This is why I prefer to link the MOC(s) in the actual notes, rather than commit to updating every MOC itself. Only one file to edit - the note I’m working on. When I open the MOC I look at backlinks, instead of a list of links.
This is an interesting idea. Of course the backlink list could be very long, and not being fully conversant yet in the GUI, I’m not sure how that affects usability. On the surface it seems like it would work fine. Off the top of my head, the only possible problem I can see is if you want to answer the question, “Which notes are associated with this MOC,” The answer is in the backlink list, not in a note. Having a list in a note is handy if you decide you want to do something with the list outside of Obsidian. By having the links in the MOC, gathering the notes external to Obsidian is easy; it’s the list of links in the MOC note. I don’t know how easy it would be to get that same list out of the backlinks list in the GUI. One could search for the actual link definition, and the search list would be that same list of notes, but it seems to be the same problem, just in a different GUI list.
One other thing I’m experimenting with is including date links like [[2020-12-03]]. This means I can go to a daily note and see in its backlinks any notes either composed on that day or referring to an event that occurred on that date (I haven’t yet settled on a convention).

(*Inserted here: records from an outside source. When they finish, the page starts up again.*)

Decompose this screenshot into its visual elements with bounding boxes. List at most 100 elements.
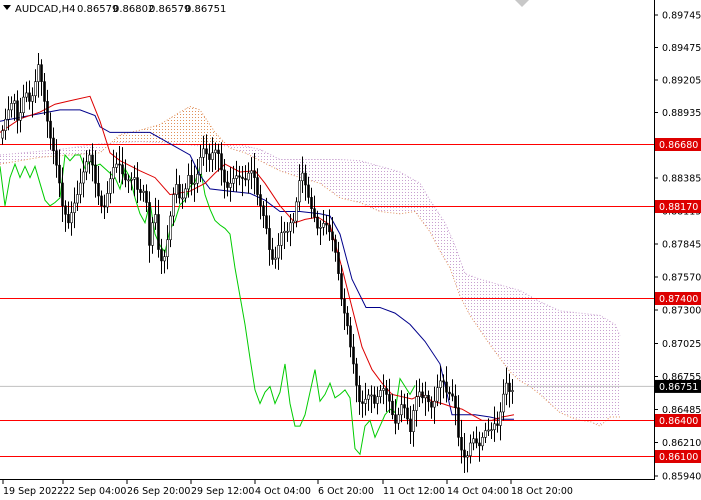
y-tick-label: 0.89205 — [662, 76, 701, 87]
candle-body — [154, 214, 157, 224]
candle-body — [127, 179, 130, 182]
candle-body — [487, 429, 490, 432]
candle-body — [133, 177, 136, 180]
candle-body — [115, 163, 118, 168]
x-tick-label: 22 Sep 04:00 — [63, 486, 126, 497]
candle-body — [31, 95, 34, 102]
candle-body — [346, 312, 349, 327]
candle-body — [301, 172, 304, 182]
candle-body — [13, 100, 16, 104]
candle-body — [76, 194, 79, 204]
candle-body — [442, 380, 445, 383]
candle-body — [349, 325, 352, 348]
candle-body — [229, 182, 232, 188]
candle-body — [130, 179, 133, 181]
candle-body — [394, 414, 397, 424]
candle-body — [169, 215, 172, 241]
x-tick-label: 18 Oct 20:00 — [511, 486, 573, 497]
candle-body — [193, 182, 196, 185]
candle-body — [307, 184, 310, 198]
candle-body — [334, 239, 337, 253]
candle-body — [94, 164, 97, 184]
candle-body — [379, 390, 382, 397]
candle-body — [280, 232, 283, 246]
candle-body — [496, 423, 499, 426]
candle-body — [124, 173, 127, 181]
candle-body — [22, 96, 25, 113]
candle-body — [508, 382, 511, 392]
candle-body — [247, 172, 250, 181]
candle-body — [91, 154, 94, 166]
candle-body — [172, 194, 175, 217]
candle-body — [460, 437, 463, 451]
candle-body — [367, 394, 370, 400]
candle-body — [322, 223, 325, 228]
candle-body — [319, 227, 322, 229]
candle-body — [214, 149, 217, 154]
candle-body — [103, 205, 106, 208]
candle-body — [397, 414, 400, 424]
candle-body — [97, 182, 100, 197]
y-tick-label: 0.85940 — [662, 472, 701, 483]
candle-body — [466, 455, 469, 458]
level-price-label: 0.87400 — [659, 294, 698, 305]
candle-body — [181, 197, 184, 200]
candle-body — [283, 230, 286, 233]
candle-body — [325, 223, 328, 226]
candle-body — [82, 171, 85, 184]
candle-body — [403, 404, 406, 409]
candle-body — [439, 380, 442, 388]
candle-body — [493, 423, 496, 431]
candle-body — [208, 153, 211, 160]
candle-body — [58, 164, 61, 184]
level-price-label: 0.86100 — [659, 452, 698, 463]
candle-body — [418, 391, 421, 397]
candle-body — [310, 197, 313, 209]
candle-body — [166, 239, 169, 257]
candle-body — [268, 228, 271, 250]
candle-body — [463, 449, 466, 458]
candle-body — [490, 429, 493, 432]
candle-body — [190, 175, 193, 185]
y-tick-label: 0.88935 — [662, 108, 701, 119]
price-chart[interactable]: 0.897450.894750.892050.889350.886550.883… — [0, 0, 701, 500]
candle-body — [34, 81, 37, 97]
y-tick-label: 0.87300 — [662, 306, 701, 317]
candle-body — [235, 175, 238, 179]
candle-body — [259, 194, 262, 207]
candle-body — [412, 410, 415, 432]
candle-body — [343, 298, 346, 314]
candle-body — [469, 442, 472, 456]
candle-body — [451, 393, 454, 397]
candle-body — [511, 390, 514, 392]
candle-body — [298, 180, 301, 203]
candle-body — [139, 189, 142, 193]
y-tick-label: 0.87025 — [662, 339, 701, 350]
candle-body — [178, 184, 181, 199]
candle-body — [364, 398, 367, 404]
y-tick-label: 0.87570 — [662, 273, 701, 284]
y-tick-label: 0.89475 — [662, 43, 701, 54]
ohlc-close: 0.86751 — [185, 4, 226, 15]
candle-body — [289, 222, 292, 232]
candle-body — [265, 215, 268, 229]
x-tick-label: 14 Oct 04:00 — [447, 486, 509, 497]
candle-body — [226, 181, 229, 188]
candle-body — [385, 388, 388, 395]
candle-body — [445, 381, 448, 393]
y-tick-label: 0.89745 — [662, 11, 701, 22]
candle-body — [184, 188, 187, 199]
candle-body — [85, 161, 88, 173]
candle-body — [61, 182, 64, 207]
candle-body — [481, 437, 484, 447]
candle-body — [37, 64, 40, 82]
candle-body — [382, 388, 385, 391]
candle-body — [415, 396, 418, 411]
candle-body — [199, 156, 202, 175]
candle-body — [253, 170, 256, 178]
x-tick-label: 11 Oct 12:00 — [383, 486, 445, 497]
candle-body — [388, 394, 391, 402]
candle-body — [40, 64, 43, 82]
candle-body — [421, 391, 424, 399]
candle-body — [271, 249, 274, 260]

This is yet another interesting idea. I was thinking that if I always want to have the option to see any set of my notes as a chronology, I would have to format the note title as:
YYYYMMDDhhmm.Title
so that searches would always return notes in chronological order. (Although right now I don’t know if there’s a way to get Obsidian to insert the timestamp in the title.) I really need the timestamp down to the minute if I want to absolutely guarantee that notes are in chronological order. Sometimes I’ll have some important phone calls throughout the day, and their order represents a chronology of back-and-forth communication.
With my thus-far limited knowledge of Obsidian, I’m not sure if reversing the link direction saves anything. You either define a link to the note in the MOC, or a link to the MOC in the note. The one situation where there is a savings is if your note structure requires that some notes are in more than one MOC. Then there’s a savings because you can just define the multiple links-to-MOCs in the note quickly, versus having to visit each MOC separately and enter the link for the note. The efficacy of this method will come down to how easy it is to work with the association as presented in the backlinks list.
But if you’re only associating a note to a single MOC, I don’t see a savings: you define the new note link in the MOC, get out of edit mode, then click the link to create the note.
This is a helpful conversation and you’ve given me some things to think about, so thanks for that!